DEC EURO
Despite an uptick in short-term volatility this week, this market has yet to recoup even a minimum level required to threaten our broader, if intra-range peak/correction/reversal count. By virtue of overnight’s break below not only Mon’s 1.1632 low, but also 25-Sep’s 1.1630 low (the importance of which we’ll address below), the 240-min chart below shows that the market has defined overnight’s 1.1783 high as the latest smaller-degree corrective high the market is now required to recover above to confirm a bullish divergence in short-term momentum and provide the first bit of evidence against a broader bearish count. Peer such, this 1.1783 level is considered our new short-term risk parameter from which a still-advised bearish policy and exposure can be objectively rebased and managed by shorter-term traders with tighter risk profiles.
Stepping back, the daily (above) and weekly (below) charts show overnight’s slip below 25-Sep’s 1.1630 initial counter-trend low. We acknowledge that this is a very, very minor break of that 1.1630 low, but we are not into rationalizing data. And whether one wants to “fade” this “break” or not, it is clear that the market has identified corrective highs at 1.1783 and at 21-Oct’s 1.1895 next larger-degree corrective high that this market must absolutely recoup to even defer, let alone threaten a broader bearish count.
The technical facts are:
- the market has left corrective highs and risk parameters at 1.1783 and 1.1895 consistent with a broader peak/reversal-threat environment
- today’s break below 1.1630 confirms a bearish divergence in WEEKLY momentum (below)

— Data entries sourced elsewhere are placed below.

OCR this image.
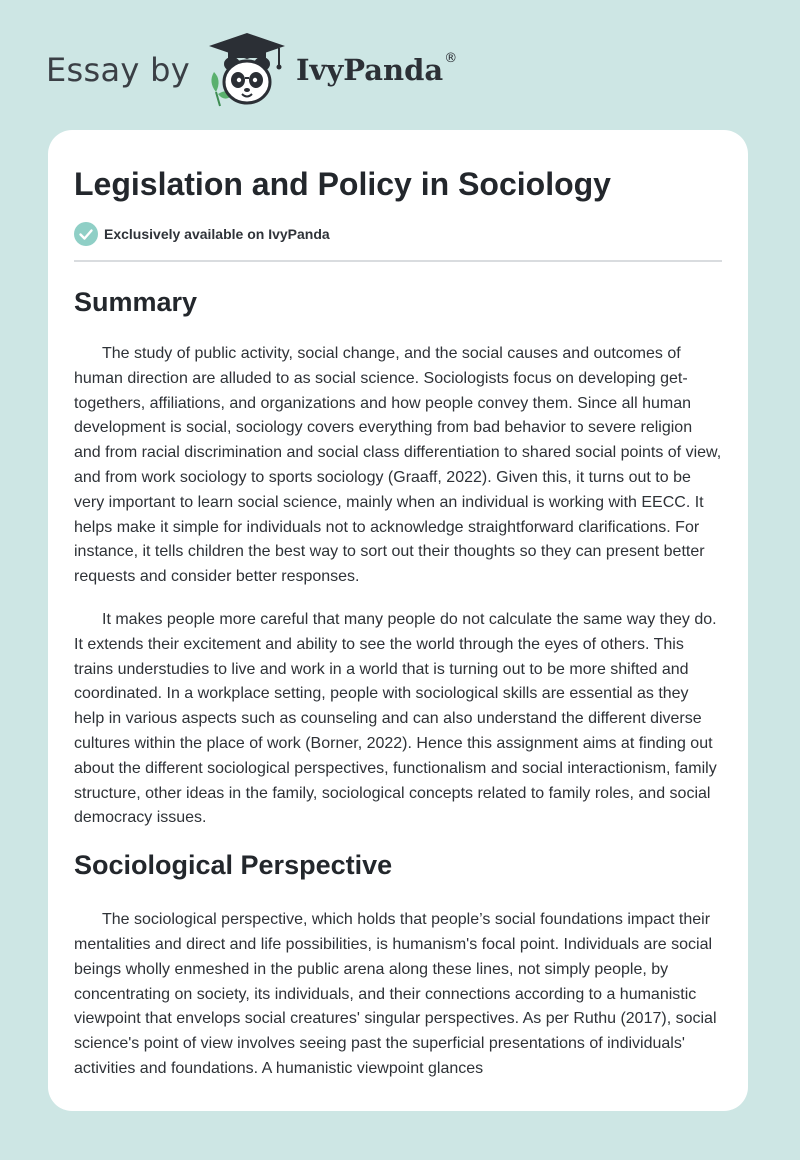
Essay by	IvyPanda ®
Legislation and Policy in Sociology
Exclusively available on IvyPanda
Summary

The study of public activity, social change, and the social causes and outcomes of human direction are alluded to as social science. Sociologists focus on developing get-togethers, affiliations, and organizations and how people convey them. Since all human development is social, sociology covers everything from bad behavior to severe religion and from racial discrimination and social class differentiation to shared social points of view, and from work sociology to sports sociology (Graaff, 2022). Given this, it turns out to be very important to learn social science, mainly when an individual is working with EECC. It helps make it simple for individuals not to acknowledge straightforward clarifications. For instance, it tells children the best way to sort out their thoughts so they can present better requests and consider better responses.

It makes people more careful that many people do not calculate the same way they do. It extends their excitement and ability to see the world through the eyes of others. This trains understudies to live and work in a world that is turning out to be more shifted and coordinated. In a workplace setting, people with sociological skills are essential as they help in various aspects such as counseling and can also understand the different diverse cultures within the place of work (Borner, 2022). Hence this assignment aims at finding out about the different sociological perspectives, functionalism and social interactionism, family structure, other ideas in the family, sociological concepts related to family roles, and social democracy issues.

Sociological Perspective

The sociological perspective, which holds that people’s social foundations impact their mentalities and direct and life possibilities, is humanism's focal point. Individuals are social beings wholly enmeshed in the public arena along these lines, not simply people, by concentrating on society, its individuals, and their connections according to a humanistic viewpoint that envelops social creatures' singular perspectives. As per Ruthu (2017), social science's point of view involves seeing past the superficial presentations of individuals' activities and foundations. A humanistic viewpoint glances
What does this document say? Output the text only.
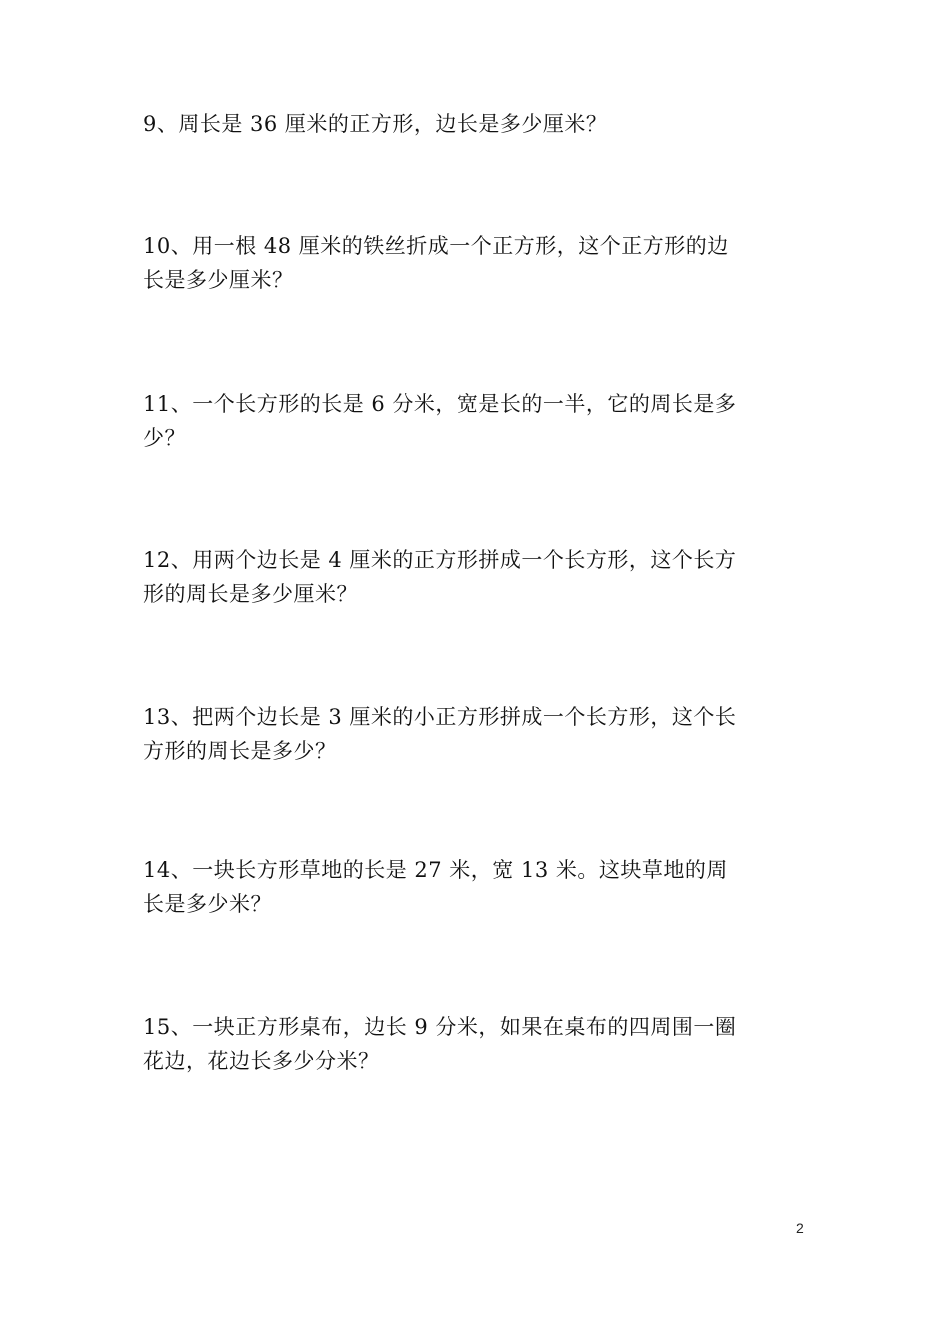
9、周长是 36 厘米的正方形，边长是多少厘米？
10、用一根 48 厘米的铁丝折成一个正方形，这个正方形的边
长是多少厘米？
11、一个长方形的长是 6 分米，宽是长的一半，它的周长是多
少？
12、用两个边长是 4 厘米的正方形拼成一个长方形，这个长方
形的周长是多少厘米？
13、把两个边长是 3 厘米的小正方形拼成一个长方形，这个长
方形的周长是多少？
14、一块长方形草地的长是 27 米，宽 13 米。这块草地的周
长是多少米？
15、一块正方形桌布，边长 9 分米，如果在桌布的四周围一圈
花边，花边长多少分米？
2
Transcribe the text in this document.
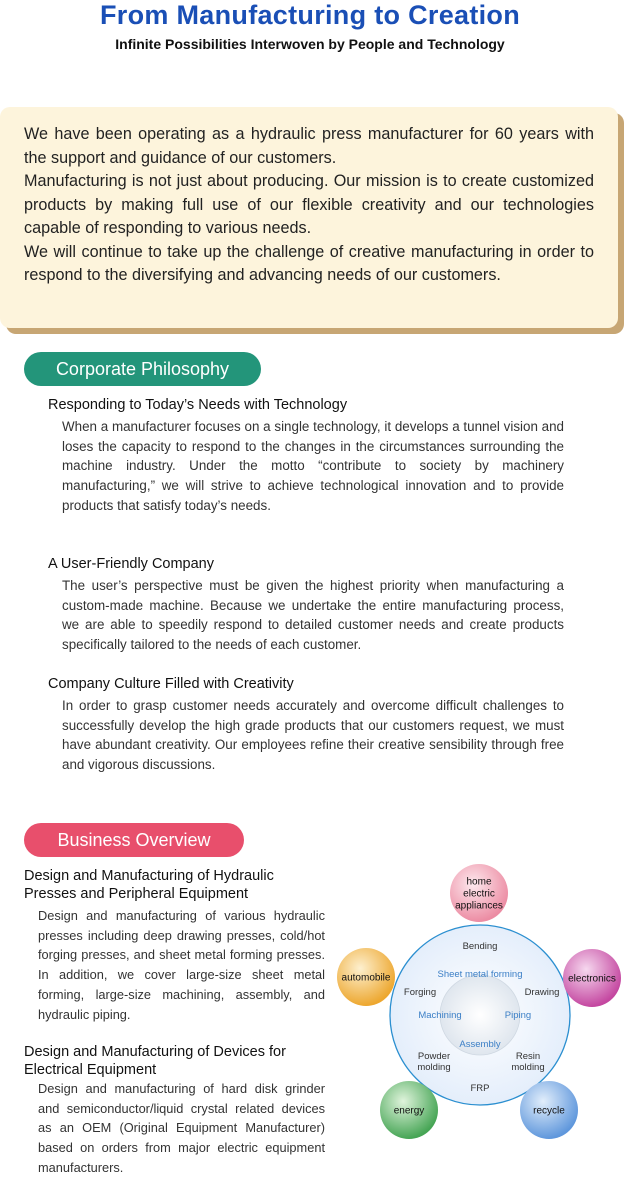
From Manufacturing to Creation
Infinite Possibilities Interwoven by People and Technology

We have been operating as a hydraulic press manufacturer for 60 years with the support and guidance of our customers.

Manufacturing is not just about producing. Our mission is to create customized products by making full use of our flexible creativity and our technologies capable of responding to various needs.

We will continue to take up the challenge of creative manufacturing in order to respond to the diversifying and advancing needs of our customers.

Corporate Philosophy
Responding to Today’s Needs with Technology

When a manufacturer focuses on a single technology, it develops a tunnel vision and loses the capacity to respond to the changes in the circumstances surrounding the machine industry. Under the motto “contribute to society by machinery manufacturing,” we will strive to achieve technological innovation and to provide products that satisfy today’s needs.

A User-Friendly Company

The user’s perspective must be given the highest priority when manufacturing a custom-made machine. Because we undertake the entire manufacturing process, we are able to speedily respond to detailed customer needs and create products specifically tailored to the needs of each customer.

Company Culture Filled with Creativity

In order to grasp customer needs accurately and overcome difficult challenges to successfully develop the high grade products that our customers request, we must have abundant creativity. Our employees refine their creative sensibility through free and vigorous discussions.

Business Overview

Design and Manufacturing of Hydraulic Presses and Peripheral Equipment

Design and manufacturing of various hydraulic presses including deep drawing presses, cold/hot forging presses, and sheet metal forming presses. In addition, we cover large-size sheet metal forming, large-size machining, assembly, and hydraulic piping.

Design and Manufacturing of Devices for Electrical Equipment

Design and manufacturing of hard disk grinder and semiconductor/liquid crystal related devices as an OEM (Original Equipment Manufacturer) based on orders from major electric equipment manufacturers.

Bending
Drawing
Resin molding
FRP
Powder molding
Forging
Sheet metal forming
Machining	Piping
Assembly
home electric appliances
electronics
recycle
energy
automobile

- the market has thus far rejected the (1.2025) upper-quarter of its incessant and massive four year lateral range
- this year’s rally from 1.0671 has spanned a length within a few pips of its (1.2038) 0.618 progression of Dec’16 – Feb’18’s 1.0367 – 1.2580 previous major rally attempt, AMIDST
- historically frothy market sentiment/contrary opinion levels not seen in at least 32 MONTHS and, in the case of the Bullish Consensus (marketvane.net), since May 2014!
Such frothy sentiment levels would not matter to us one iota IF the market was sustaining a trendy, impulsive move higher. BUT it has been ERODING for the past two months. This combination of factors reinforces our bearish count that requires a recovery above at least 1.1783 and preferably 1.1895 to threaten.
These issues considered, a bearish policy and exposure remain advised with a recovery above 1.1783 required for shorter-term traders to move to the sidelines and commensurately larger-degree strength above 1.1895 for longer-term players to follow suit. In lieu of such strength, we anticipate further and possibly accelerated losses ahead.
DEC BRITISH POUND
While the EUR/GBP cross remains at the upper recesses of its massive four-year lateral range, suggesting the euro may be more vulnerable to a relapse than sterling, it’s hard to imagine sterling sustaining an uptrend while the euro sells off per our preferred count discussed above. Against this backdrop and while overnight’s rebound confirms a bullish divergence in very short-term momentum shown in the 240-min chart below, a recovery above 21-Oct’s 1.3182 corrective high and short-term risk parameter remains minimally required to threaten our broader peak/reversal count.
This said, while Mon’s 1.2855 low left in the wake of yesterday’s bullish divergence in mo remains intact as one of developing importance and a micro risk parameter from which non-bearish decisions can be objectively based and managed, traders are advised to keep a close watch and acknowledge the prospect of a directional move either way.
From a longer-term perspective, the daily log scale chart above and weekly log chart below show similar peak/reversal facts similar to those discussed above in the euro, including:
- 08-Sep’s bearish divergence in momentum that defined 01-Sep’s 1.3483 high as the END of the uptrend from at least 18-May’s 1.2079 low
- the market’s rejection of the extreme upper recesses of its TWO YEAR lateral range
- a clear 3-wave and thus corrective recovery from 23-Sep’s 1.2679 low to 210Oct’s 1.3182 high that
- stalled within a few pips of the (1.3170) 61.8% retrace of Sep’s initial 1.3483 – 1.2679 decline amidst
- historically frothy sentiment/contrary opinion levels that have warned of and accompanied all previous key highs and reversal.
Indeed, at 64%, the bullish Consensus (marketvane.net) is the highest since Aug 2014! This fact would not matter at all IF the market was sustaining trendy, impulsive price action higher. But price action has been flagging for two months. Against stubbornly bullish sentiment, we believe this combination warns of downside vulnerability per our broader peak/reversal count until and unless the market recovers above at least 1.3182 and preferably 1.3483.
In sum, a bearish policy and exposure remain advised with a recovery above 1.3182 required for shorter-term traders to neutralize exposure and longer-term players to pare exposure to more conservative levels. In lieu of such strength and especially on a relapse below 1.2855, we anticipate further lateral-to-lower prices for weeks and perhaps months ahead.